Will Lehman, a Mack Trucks worker and rank-and-file socialist candidate for UAW president, issued a statement this week calling on Nexteer workers in Saginaw, Michigan to immediately prepare and launch a strike following their overwhelming strike authorization vote.
“The ball is in your court now. Do not give it back,” Lehman wrote in the statement, posted on his campaign website. He praised workers for rejecting two UAW-backed tentative agreements—first by 96 percent and then by 73 percent—and for forcing a strike authorization vote that the apparatus was determined to prevent, culminating in an 86 percent strike mandate, including 89 percent among production workers.
Lehman warned workers to reject any attempt by UAW Local 699 and the UAW International to use the strike vote as a pressure valve while continuing production. He pointed to the Local 699 Facebook message telling workers to keep reporting to work and stressing that a strike authorization vote “does NOT automatically” mean a strike—a statement Lehman described as “management’s voice wearing a union jacket.”
In his statement, Lehman argued that the bureaucracy’s call for “14 more days” to reach a deal is aimed at weakening workers’ leverage by giving Nexteer time to build inventory and the Big Three to cushion production disruptions. “The UAW is not using your strike authorization as a weapon against management,” he wrote. “It is delaying action and buying time for management while pretending to fight.”

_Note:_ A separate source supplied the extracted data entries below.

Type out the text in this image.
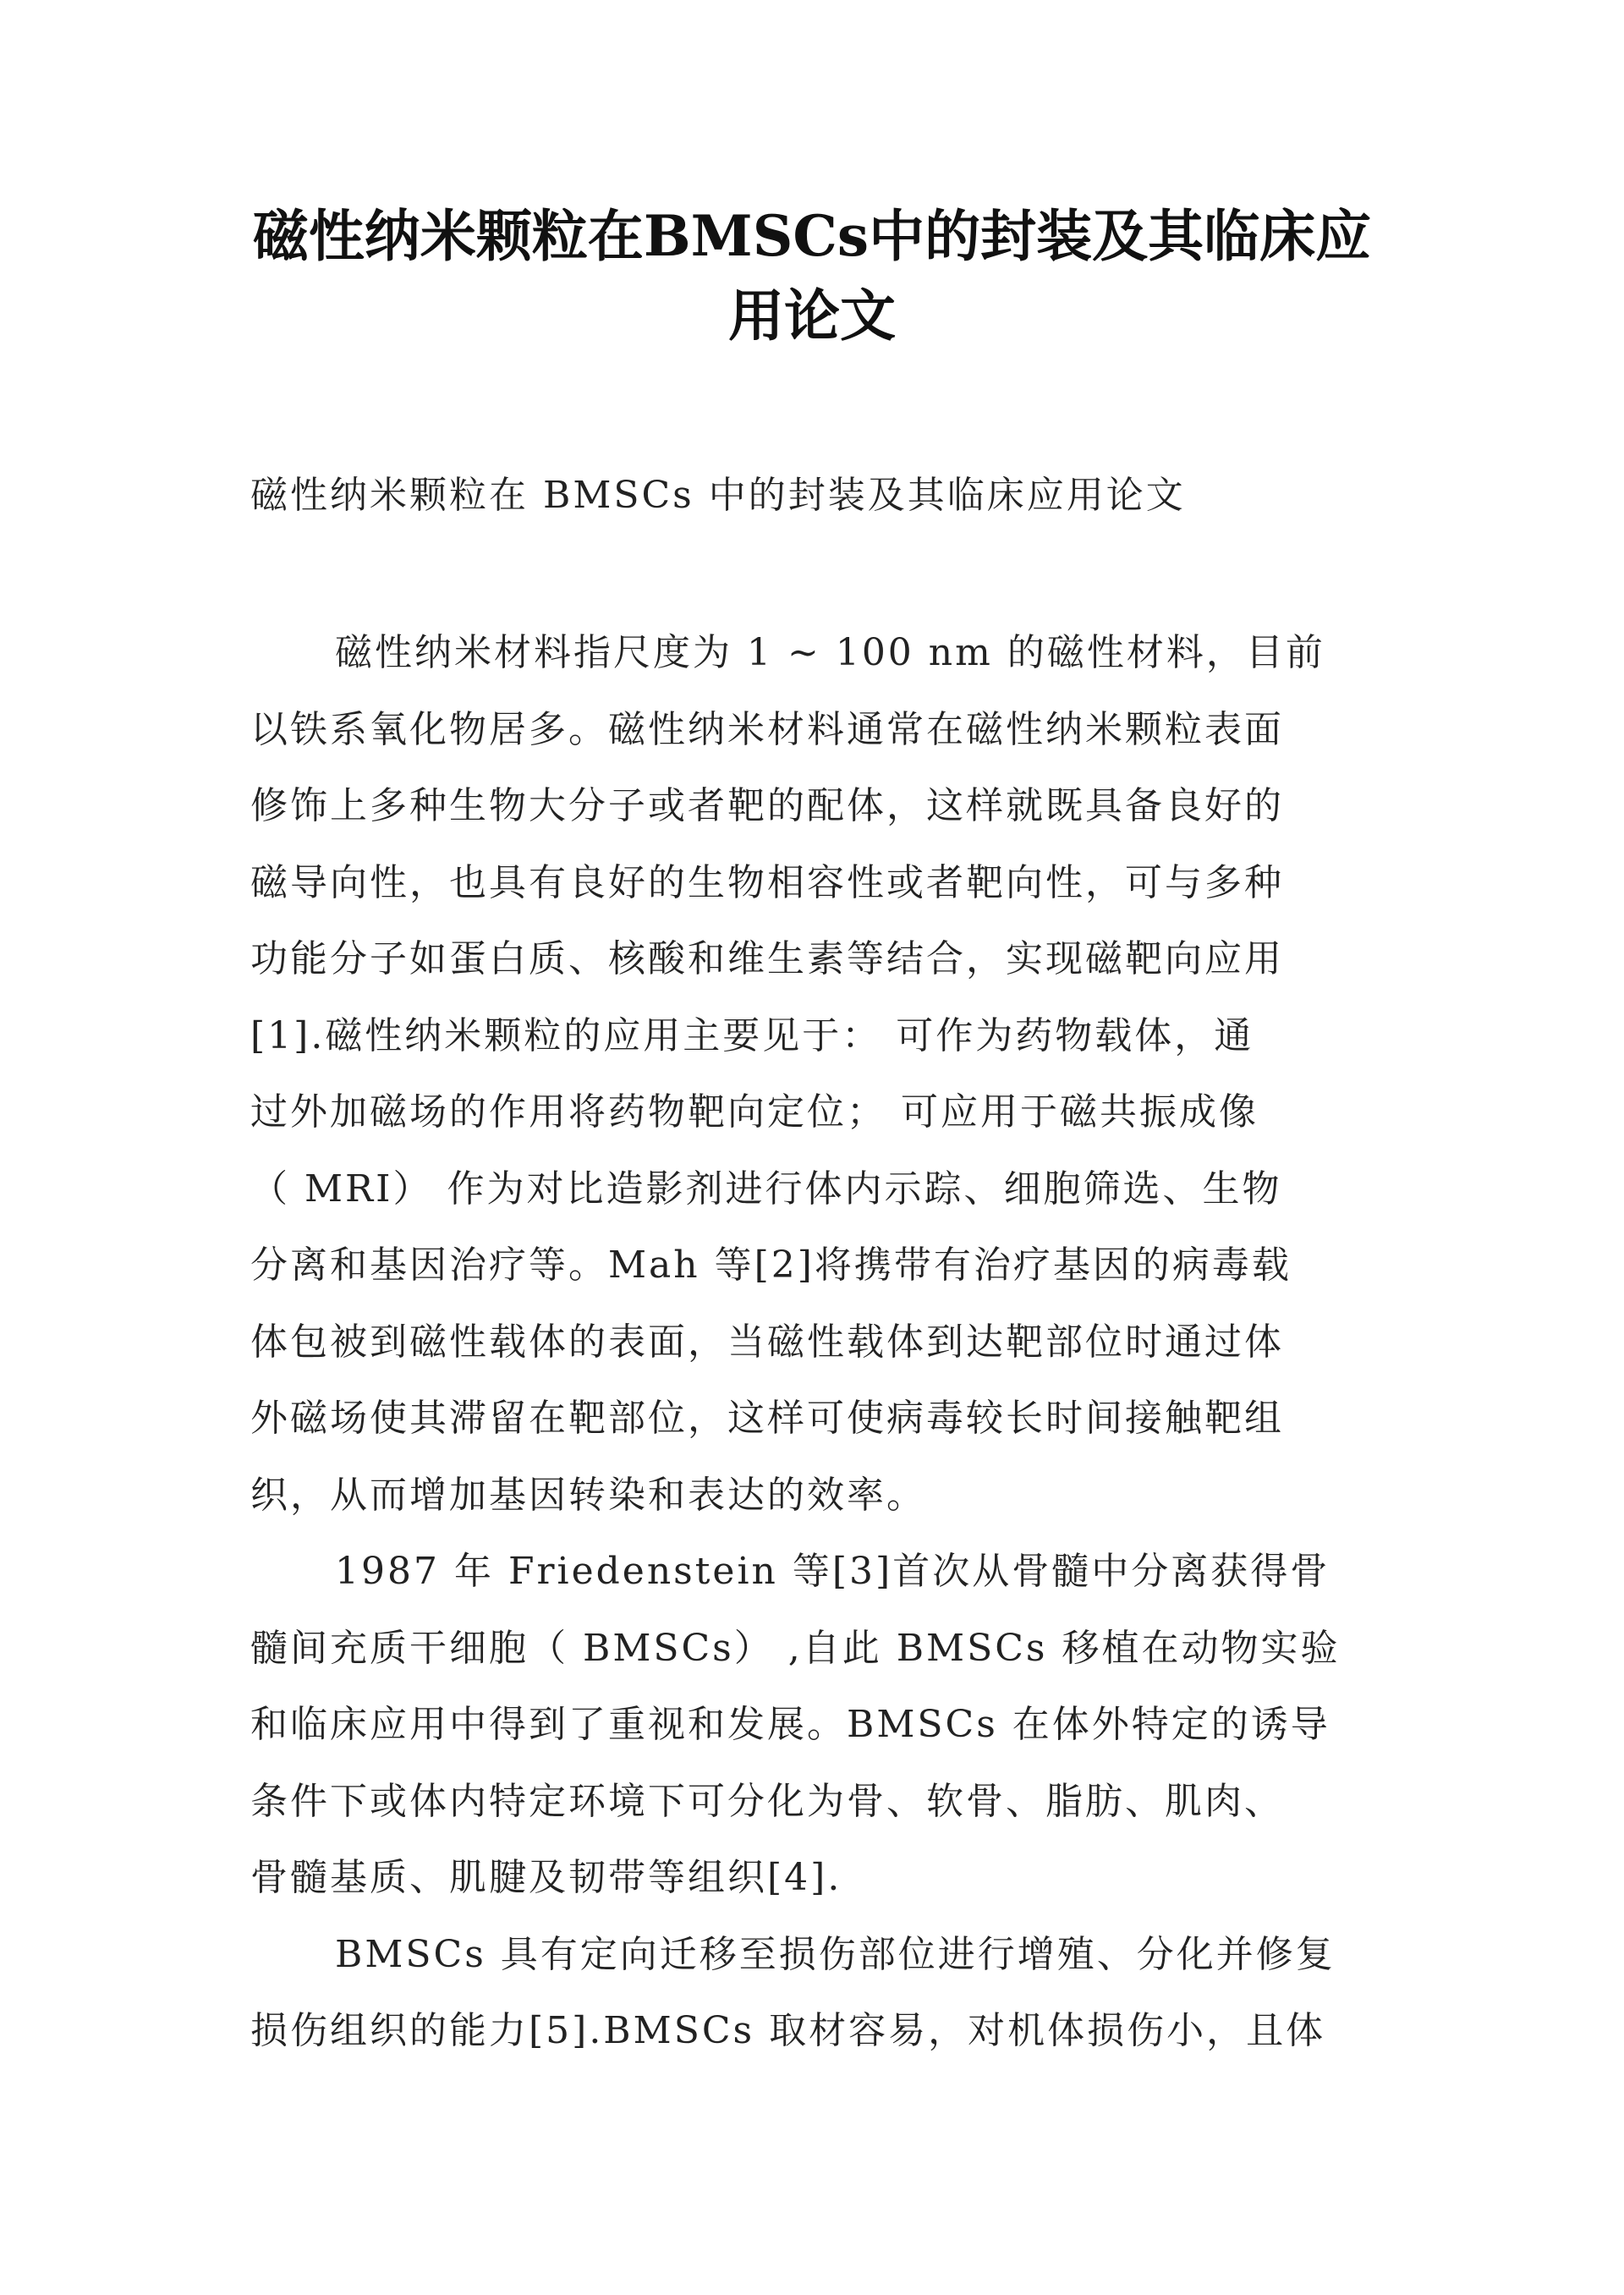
磁性纳米颗粒在BMSCs中的封装及其临床应
用论文

磁性纳米颗粒在 BMSCs 中的封装及其临床应用论文

磁性纳米材料指尺度为 1 ~ 100 nm 的磁性材料，目前
以铁系氧化物居多。磁性纳米材料通常在磁性纳米颗粒表面
修饰上多种生物大分子或者靶的配体，这样就既具备良好的
磁导向性，也具有良好的生物相容性或者靶向性，可与多种
功能分子如蛋白质、核酸和维生素等结合，实现磁靶向应用
[1].磁性纳米颗粒的应用主要见于： 可作为药物载体，通
过外加磁场的作用将药物靶向定位； 可应用于磁共振成像
（ MRI） 作为对比造影剂进行体内示踪、细胞筛选、生物
分离和基因治疗等。Mah 等[2]将携带有治疗基因的病毒载
体包被到磁性载体的表面，当磁性载体到达靶部位时通过体
外磁场使其滞留在靶部位，这样可使病毒较长时间接触靶组
织，从而增加基因转染和表达的效率。

1987 年 Friedenstein 等[3]首次从骨髓中分离获得骨
髓间充质干细胞（ BMSCs） ,自此 BMSCs 移植在动物实验
和临床应用中得到了重视和发展。BMSCs 在体外特定的诱导
条件下或体内特定环境下可分化为骨、软骨、脂肪、肌肉、
骨髓基质、肌腱及韧带等组织[4].

BMSCs 具有定向迁移至损伤部位进行增殖、分化并修复
损伤组织的能力[5].BMSCs 取材容易，对机体损伤小，且体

Nexteer workers voted to authorize a strike after the 1,300-member workforce repeatedly defied the UAW apparatus. Following the rejection of the first tentative agreement, Local 699 extended the 2021 contract indefinitely behind the backs of the membership, told workers a strike was “illegal,” and tried to block a strike vote until workers forced the issue at a May 17 meeting. At that meeting, UAW International servicing representative Jason Tuck—who previously chaired bargaining for the plant—cursed workers, threatened closure, and walked out when he failed to intimidate the membership, which then compelled the union to schedule a strike authorization vote.
Lehman’s statement places the Nexteer contract fight in the broader historical trajectory of concessions imposed throughout the auto parts industry. He noted that parts workers once earned wages closer to Big Three assembly workers, but that the wage gap widened as the UAW apparatus isolated and defeated parts struggles during the 1980s and later paved the way for the spinoff of Delphi and the destruction of jobs, wages and pensions. He cited the tier system forcing workers to start at $19.50 and take four years to reach $27—essentially the same as what workers earned more than two decades ago under Delphi—and noted that if wages had kept pace with inflation, workers would be making “more than $45 an hour today.”
Central to Lehman’s appeal is the call to take control of the struggle out of the hands of officials. He urged workers to form an elected rank-and-file strike committee “composed of trusted workers from the shop floor and accountable only to the membership,” empowered to set a concrete strike deadline, oversee all information related to negotiations, and prevent any further closed-door agreements presented as a fait accompli.
Lehman also raised an immediate financial demand: $1,000 per week in strike pay from the UAW’s strike fund. “At current living costs, $500 a week is not meaningful strike support,” he wrote, calling it “a mechanism for weakening workers’ ability to sustain a struggle.”
Addressing the company’s threats to shift production to Mexico or Poland, Lehman emphasized international solidarity, rejecting nationalist competition. “Mexican workers are not your enemies. Polish workers are not your enemies,” he wrote, calling for workers to link up across borders through rank-and-file committees and the International Workers Alliance of Rank-and-File Committees (IWA-RFC).
Lehman appealed directly to autoworkers at GM, Ford and Stellantis to honor Nexteer picket lines and refuse to handle scab parts, and urged parts workers at American Axle, Dana, Magna and Bridgewater—whose contracts are approaching expiration—to build rank-and-file committees.
Lehman concluded by tying the fight at Nexteer to the broader struggle over who controls production and society. “This struggle is about more than one contract,” he wrote. “It is about who controls the workplace, the union and ultimately society itself—an apparatus tied to management and the political establishment, or the workers who create all wealth.”